Abruptly the session had ended. Sheila had got to her feet, gone to the window and peered cautiously through the blinds.

Below her she had heard a garage door close with a soft, muted rumble. Then she had seen a man making his way quietly across the wet gravel. Peter!

In a flash she had been in bed, her hair becomingly fluffed, her peignoir in showy disarray, a book open on her lap. Lying back against the pillows she had listened tensely for the night noises she knew by heart—the sound of the front door being closed and locked, the snap of the light switch, the mounting of the stairs, the creak of the seventh step, the hollow, ringing echo of footsteps in the upstairs hall. Last night all the noises had been heard, but with a difference.
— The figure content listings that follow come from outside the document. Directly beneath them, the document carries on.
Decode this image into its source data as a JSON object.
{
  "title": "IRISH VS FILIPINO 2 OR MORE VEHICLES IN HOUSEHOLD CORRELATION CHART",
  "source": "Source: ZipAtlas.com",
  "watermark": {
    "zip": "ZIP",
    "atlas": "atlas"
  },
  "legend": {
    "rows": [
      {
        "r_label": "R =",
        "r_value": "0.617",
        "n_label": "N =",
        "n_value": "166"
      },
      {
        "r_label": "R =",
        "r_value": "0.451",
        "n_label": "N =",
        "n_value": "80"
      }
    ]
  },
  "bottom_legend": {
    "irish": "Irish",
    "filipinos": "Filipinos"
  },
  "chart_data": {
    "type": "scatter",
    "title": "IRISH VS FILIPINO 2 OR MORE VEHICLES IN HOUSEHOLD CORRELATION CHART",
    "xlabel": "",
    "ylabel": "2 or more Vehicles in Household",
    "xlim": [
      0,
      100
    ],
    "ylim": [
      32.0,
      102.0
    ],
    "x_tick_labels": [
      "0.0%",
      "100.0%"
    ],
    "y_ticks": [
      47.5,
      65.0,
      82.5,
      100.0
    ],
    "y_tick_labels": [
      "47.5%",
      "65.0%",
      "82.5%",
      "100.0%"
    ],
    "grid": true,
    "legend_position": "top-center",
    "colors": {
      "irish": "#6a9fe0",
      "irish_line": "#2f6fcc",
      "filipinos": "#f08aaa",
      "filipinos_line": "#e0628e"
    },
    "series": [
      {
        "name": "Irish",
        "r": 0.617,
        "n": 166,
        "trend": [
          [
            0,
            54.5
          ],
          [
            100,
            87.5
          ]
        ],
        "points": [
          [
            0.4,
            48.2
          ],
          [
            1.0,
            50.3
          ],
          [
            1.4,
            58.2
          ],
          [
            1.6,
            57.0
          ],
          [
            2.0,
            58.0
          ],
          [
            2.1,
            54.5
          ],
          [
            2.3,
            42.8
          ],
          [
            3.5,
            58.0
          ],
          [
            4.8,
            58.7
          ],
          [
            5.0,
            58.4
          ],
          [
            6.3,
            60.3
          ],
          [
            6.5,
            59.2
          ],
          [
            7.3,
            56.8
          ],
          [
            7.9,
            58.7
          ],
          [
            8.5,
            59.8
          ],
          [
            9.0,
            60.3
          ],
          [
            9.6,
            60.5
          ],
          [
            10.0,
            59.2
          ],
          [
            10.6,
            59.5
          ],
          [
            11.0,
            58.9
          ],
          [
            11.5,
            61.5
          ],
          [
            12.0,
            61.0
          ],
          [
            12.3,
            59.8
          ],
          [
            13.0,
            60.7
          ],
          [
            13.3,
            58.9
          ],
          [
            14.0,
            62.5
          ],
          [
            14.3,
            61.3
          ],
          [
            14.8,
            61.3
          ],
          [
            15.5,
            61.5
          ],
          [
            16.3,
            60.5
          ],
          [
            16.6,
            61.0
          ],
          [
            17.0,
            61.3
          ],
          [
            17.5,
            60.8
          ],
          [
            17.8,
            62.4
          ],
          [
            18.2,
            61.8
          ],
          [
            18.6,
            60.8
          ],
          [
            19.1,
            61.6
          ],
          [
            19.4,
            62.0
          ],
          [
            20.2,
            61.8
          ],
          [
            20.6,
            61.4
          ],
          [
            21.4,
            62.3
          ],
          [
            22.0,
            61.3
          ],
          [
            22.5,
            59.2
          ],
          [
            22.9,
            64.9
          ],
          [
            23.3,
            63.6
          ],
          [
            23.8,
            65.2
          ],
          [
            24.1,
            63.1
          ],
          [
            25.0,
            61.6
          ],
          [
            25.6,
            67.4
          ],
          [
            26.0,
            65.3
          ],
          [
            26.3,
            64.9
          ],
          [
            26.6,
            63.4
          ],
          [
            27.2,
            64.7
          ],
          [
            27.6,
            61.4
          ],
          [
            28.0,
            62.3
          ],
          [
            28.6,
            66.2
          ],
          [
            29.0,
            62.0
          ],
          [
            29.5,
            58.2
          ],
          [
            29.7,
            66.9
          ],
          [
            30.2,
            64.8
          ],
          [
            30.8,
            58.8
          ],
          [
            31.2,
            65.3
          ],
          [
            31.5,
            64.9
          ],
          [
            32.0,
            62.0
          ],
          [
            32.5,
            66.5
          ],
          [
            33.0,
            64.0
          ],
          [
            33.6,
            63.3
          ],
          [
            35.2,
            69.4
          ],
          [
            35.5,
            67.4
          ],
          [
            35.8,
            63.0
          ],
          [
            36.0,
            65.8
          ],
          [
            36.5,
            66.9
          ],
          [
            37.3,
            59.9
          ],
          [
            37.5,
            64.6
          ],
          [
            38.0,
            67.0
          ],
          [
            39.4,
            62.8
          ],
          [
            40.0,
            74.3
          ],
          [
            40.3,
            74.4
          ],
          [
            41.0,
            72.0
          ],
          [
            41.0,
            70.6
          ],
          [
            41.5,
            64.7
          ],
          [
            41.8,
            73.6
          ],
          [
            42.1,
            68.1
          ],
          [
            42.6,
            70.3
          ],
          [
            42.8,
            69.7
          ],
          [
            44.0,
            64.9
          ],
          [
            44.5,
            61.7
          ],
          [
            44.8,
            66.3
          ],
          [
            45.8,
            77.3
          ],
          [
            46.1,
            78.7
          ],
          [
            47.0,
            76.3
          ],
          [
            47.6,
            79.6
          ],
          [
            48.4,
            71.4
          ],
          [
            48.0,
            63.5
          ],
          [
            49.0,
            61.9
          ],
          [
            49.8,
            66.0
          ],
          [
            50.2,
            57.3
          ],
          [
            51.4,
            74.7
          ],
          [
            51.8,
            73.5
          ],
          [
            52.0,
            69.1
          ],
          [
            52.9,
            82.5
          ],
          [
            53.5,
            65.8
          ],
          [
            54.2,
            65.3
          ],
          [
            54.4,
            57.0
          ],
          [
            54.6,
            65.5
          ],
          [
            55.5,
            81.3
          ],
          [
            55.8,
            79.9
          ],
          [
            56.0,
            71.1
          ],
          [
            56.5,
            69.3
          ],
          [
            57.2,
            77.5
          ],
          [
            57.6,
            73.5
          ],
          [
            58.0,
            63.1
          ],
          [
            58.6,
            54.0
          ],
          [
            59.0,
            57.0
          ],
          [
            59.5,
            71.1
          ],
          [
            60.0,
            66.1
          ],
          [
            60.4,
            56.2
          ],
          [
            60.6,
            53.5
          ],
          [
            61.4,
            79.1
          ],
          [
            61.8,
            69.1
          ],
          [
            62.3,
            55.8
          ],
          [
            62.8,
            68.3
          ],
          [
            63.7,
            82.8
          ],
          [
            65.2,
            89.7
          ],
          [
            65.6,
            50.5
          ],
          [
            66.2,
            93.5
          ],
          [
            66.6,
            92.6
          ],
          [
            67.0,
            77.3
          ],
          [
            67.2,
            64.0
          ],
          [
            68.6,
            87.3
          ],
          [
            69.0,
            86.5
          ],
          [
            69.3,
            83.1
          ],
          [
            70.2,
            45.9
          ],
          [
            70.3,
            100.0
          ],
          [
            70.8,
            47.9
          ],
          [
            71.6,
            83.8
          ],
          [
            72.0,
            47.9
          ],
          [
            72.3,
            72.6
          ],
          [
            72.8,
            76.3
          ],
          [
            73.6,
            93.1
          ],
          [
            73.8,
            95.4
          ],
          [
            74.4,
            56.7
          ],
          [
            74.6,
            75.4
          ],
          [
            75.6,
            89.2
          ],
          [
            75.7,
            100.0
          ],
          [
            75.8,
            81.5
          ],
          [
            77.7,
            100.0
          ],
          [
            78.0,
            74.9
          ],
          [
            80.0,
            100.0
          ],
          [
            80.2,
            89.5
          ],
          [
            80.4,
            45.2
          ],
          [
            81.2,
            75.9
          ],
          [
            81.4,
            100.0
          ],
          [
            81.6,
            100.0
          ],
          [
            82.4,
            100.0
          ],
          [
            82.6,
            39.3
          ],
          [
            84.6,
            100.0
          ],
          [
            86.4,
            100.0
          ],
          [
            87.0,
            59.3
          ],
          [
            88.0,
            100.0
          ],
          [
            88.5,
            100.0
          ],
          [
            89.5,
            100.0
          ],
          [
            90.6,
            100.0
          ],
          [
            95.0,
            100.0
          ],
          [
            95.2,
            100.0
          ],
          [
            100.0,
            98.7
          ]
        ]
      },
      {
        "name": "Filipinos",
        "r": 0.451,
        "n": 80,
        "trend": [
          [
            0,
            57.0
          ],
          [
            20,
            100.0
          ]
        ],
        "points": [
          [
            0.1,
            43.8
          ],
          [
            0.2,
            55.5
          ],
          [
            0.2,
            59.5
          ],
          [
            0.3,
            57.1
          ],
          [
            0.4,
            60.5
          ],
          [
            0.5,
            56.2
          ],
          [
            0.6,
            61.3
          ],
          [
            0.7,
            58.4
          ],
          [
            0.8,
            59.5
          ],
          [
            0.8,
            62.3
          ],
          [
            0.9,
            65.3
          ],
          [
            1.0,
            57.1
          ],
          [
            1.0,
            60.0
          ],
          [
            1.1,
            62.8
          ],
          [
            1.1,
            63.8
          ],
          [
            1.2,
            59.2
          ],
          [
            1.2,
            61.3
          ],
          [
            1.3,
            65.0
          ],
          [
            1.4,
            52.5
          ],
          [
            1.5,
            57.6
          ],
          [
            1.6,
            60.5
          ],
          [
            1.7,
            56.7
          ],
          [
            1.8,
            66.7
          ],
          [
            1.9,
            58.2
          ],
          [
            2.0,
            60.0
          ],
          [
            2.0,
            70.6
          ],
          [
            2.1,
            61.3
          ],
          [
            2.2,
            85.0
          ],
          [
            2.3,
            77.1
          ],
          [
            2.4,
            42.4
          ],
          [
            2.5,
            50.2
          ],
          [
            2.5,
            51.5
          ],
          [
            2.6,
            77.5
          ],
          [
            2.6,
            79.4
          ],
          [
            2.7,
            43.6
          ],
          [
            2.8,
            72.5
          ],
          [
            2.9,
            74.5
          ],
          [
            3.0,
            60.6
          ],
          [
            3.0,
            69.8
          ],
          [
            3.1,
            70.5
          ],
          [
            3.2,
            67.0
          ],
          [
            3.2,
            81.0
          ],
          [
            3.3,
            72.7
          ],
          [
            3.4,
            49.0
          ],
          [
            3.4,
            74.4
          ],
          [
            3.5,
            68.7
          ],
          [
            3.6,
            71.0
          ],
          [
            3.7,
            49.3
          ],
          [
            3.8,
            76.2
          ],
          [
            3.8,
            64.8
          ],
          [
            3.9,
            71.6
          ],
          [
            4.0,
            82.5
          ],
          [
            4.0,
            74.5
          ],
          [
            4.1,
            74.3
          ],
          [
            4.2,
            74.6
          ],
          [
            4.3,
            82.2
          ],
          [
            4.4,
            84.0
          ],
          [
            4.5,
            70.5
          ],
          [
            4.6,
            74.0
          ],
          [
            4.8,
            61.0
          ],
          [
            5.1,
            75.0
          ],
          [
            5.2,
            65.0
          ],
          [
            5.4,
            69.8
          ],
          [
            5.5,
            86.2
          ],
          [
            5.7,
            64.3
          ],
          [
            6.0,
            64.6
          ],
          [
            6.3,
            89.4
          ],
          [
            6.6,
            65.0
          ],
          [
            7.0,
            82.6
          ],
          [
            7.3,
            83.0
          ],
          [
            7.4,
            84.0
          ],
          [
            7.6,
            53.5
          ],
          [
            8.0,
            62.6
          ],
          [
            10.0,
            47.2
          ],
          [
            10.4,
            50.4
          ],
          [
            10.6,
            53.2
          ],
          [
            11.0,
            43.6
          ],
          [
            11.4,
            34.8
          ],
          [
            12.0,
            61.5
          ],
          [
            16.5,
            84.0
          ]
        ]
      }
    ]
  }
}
They had been muffled,
furtive, stealthy—the unavoidable sounds made by someone who
doesn’t want to be heard.

“P. . .” Sheila had started to call out and then stopped.
Nothing too eager. Nothing indiscreet. Anyhow, he would come to her, come to her and find her decorously reading in bed. She
had giggled to discover
A Passage to India
upside down in her
hands. Righting it, she had begun to read:

 

CHAPTER XXIII
Lady Mellanby, wife to the Lieutenant-Governor of the

 

“Naturally Peter wouldn’t come barging right in here. He’d wait to see if the coast is clear. In spite of Allison he still has some discretion.”